The ‘Swinging Sixties’ remains as the most significant decade in British history which we can’t help but look back on with envy. It had everything, after all. The teenager took flight, each one armed with an amplified, pubescent voice and a sense of individuality. There was music – soul-enriching, get-up-and-just-dance music – with the likes of The Beatles and The Rolling Stones providing the decade with a soundtrack that still reverberates with us today through white headphones. There was England’s triumph over West Germany in the 1966 FIFA World Cup Final and if the decade had a metaphorical taste of sweetness, it would be a direct result of that victory.
Fashion also became more experimental and expressive, not to mention colourful and brilliantly juxtaposed the drabness of the previous two decades. Then, there’s technology, with all the above transmitted through colour television sets that became a household accessory. Indeed, what a time to be alive. Last but by no means least, there was the cinema and film, and via this rectangular medium, Curry & Paxton came into play culturally.

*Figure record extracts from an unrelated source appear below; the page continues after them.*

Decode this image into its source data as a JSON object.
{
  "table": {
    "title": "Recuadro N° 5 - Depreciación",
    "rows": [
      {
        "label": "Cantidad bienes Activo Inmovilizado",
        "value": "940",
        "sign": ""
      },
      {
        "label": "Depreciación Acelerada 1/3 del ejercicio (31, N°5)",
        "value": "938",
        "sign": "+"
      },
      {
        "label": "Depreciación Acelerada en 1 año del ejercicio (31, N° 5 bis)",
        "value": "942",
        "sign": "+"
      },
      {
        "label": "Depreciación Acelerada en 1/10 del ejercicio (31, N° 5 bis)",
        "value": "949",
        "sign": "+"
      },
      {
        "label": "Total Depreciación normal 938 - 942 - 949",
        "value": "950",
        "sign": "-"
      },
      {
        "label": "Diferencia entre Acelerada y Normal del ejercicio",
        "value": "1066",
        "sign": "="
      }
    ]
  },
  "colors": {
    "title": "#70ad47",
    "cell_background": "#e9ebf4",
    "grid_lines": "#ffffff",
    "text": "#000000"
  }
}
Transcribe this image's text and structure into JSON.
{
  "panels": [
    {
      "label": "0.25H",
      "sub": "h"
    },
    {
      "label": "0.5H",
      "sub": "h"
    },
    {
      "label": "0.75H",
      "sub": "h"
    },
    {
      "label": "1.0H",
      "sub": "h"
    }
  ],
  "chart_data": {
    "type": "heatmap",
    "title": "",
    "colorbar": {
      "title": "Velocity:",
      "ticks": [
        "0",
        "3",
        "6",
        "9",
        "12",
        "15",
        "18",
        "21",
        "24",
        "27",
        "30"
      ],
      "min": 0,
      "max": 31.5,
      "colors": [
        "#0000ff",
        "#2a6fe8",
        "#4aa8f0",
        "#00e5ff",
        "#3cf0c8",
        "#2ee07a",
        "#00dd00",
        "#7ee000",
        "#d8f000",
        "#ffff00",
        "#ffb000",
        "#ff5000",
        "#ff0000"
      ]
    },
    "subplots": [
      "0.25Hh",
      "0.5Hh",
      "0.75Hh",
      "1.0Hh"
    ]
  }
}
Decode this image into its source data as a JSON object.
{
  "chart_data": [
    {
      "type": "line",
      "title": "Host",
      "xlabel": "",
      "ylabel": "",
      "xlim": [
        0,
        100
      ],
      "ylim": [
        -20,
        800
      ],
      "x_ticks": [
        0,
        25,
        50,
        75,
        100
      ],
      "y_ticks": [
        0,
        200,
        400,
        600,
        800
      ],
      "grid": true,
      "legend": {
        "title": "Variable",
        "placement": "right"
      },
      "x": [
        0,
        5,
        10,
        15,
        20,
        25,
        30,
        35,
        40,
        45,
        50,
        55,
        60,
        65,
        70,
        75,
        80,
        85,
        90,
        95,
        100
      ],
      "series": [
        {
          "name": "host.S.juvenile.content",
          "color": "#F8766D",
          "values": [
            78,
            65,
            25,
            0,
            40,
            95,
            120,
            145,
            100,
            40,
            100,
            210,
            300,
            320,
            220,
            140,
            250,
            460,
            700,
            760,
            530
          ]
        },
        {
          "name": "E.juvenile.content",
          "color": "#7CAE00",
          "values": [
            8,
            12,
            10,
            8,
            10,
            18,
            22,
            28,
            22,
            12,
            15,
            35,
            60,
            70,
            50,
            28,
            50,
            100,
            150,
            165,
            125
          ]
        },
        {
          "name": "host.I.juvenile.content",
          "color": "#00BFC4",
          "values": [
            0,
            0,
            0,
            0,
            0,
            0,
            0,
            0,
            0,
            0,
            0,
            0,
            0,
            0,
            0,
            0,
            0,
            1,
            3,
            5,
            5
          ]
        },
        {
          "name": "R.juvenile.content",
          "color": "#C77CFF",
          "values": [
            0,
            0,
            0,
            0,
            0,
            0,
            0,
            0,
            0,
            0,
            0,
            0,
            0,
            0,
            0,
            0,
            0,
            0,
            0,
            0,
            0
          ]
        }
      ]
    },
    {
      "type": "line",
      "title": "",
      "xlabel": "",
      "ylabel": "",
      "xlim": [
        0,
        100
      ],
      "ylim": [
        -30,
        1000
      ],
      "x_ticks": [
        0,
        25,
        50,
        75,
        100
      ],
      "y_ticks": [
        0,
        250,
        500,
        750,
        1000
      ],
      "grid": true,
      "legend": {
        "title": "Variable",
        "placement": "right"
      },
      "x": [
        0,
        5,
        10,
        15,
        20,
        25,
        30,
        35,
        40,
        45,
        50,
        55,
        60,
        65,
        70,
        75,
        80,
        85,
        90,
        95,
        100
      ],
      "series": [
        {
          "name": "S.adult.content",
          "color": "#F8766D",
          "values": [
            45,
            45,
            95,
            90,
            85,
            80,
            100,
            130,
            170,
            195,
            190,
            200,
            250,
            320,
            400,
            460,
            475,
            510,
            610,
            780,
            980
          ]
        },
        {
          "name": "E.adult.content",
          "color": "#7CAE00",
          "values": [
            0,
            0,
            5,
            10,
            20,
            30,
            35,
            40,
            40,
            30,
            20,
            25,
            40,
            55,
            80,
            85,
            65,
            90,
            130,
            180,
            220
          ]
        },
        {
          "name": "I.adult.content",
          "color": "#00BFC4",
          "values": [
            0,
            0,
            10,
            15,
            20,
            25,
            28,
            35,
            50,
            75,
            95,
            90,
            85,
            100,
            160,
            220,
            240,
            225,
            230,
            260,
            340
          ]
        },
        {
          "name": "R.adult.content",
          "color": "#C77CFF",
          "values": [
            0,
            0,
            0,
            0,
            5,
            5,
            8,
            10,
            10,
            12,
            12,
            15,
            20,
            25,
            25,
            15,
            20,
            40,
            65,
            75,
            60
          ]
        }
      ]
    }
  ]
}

If you were to think of one actor or actress that embodied sixties swagger, it would be Michael Caine. Born Maurice Joseph Micklewhite Jr. – not quite as strong a name as Michael Caine, don’t you think? – in 1933, he was your typical, cocksure east-ender, a boy-done-good character with wispy-blonde hair and a handsome face who became the nation’s favourite for his various roles in TV and film.
In 2006, Michael Caine’s "Yvan" tortoiseshell optical glasses from The Ipcress File went on auction at Christie’s and fetched £6,600 which provides us with comforting evidence of Curry & Paxton’s role in defining Britain’s poster boy for sixties swagger.
Michael Caine wore tortoiseshell Yvan spectacles and sunglasses from Curry & Paxton throughout the 1960s. The film that Curry & Paxton appeared in first was The Ipcress File (1965), which was the first of the Harry Palmer series. Based on the novels by Len Deighton, they were the antithesis of the super-smooth spy films, such as James Bond, that was the prevailing genre at the time. Funeral In Berlin followed in 1966 and Billion Dollar Brain the year after, and throughout the three movies, Caine wore tortoiseshell Yvan spectacles, whether in his pyjamas grinding coffee beans, in a spy-beige mackintosh or a grand winter-conquering coat, the frames are instantly recognisable via the hexagonally arranged pin work around the hinged temples.
It wasn’t just in character that Michael Caine wore Curry & Paxton’s Yvan model as there are photographs of him socialising with friends or sharing a moment with various lovers, such as the Nicaraguan model Bianca De Macias who later became Bianca Jagger, looking splendid as ever with the Yvan frames perched on the bridge of his nose.
Roll on a few years to 1969 and Caine starred in his magnum opus, The Italian Job (1969). It’s one of the most celebrated films ever from a fashion point of view and Caine upgraded his Yvan spectacles with sunglasses.
He only wears them in one scene but it’s a scene that you’ll be hard-pressed to forget. This is of course in the airport in Turin while he’s trying to safely evade the mafia with his girlfriend Lorna.
All in all, it gives us immense pleasure to know Curry & Paxton’s undeniable involvement in such a decade that exuded style, sophistication and unapologetic glamour, and also its patronage by one of the most celebrated subjects of the 20th century. So, for that, we’d like to say thank you, Michael.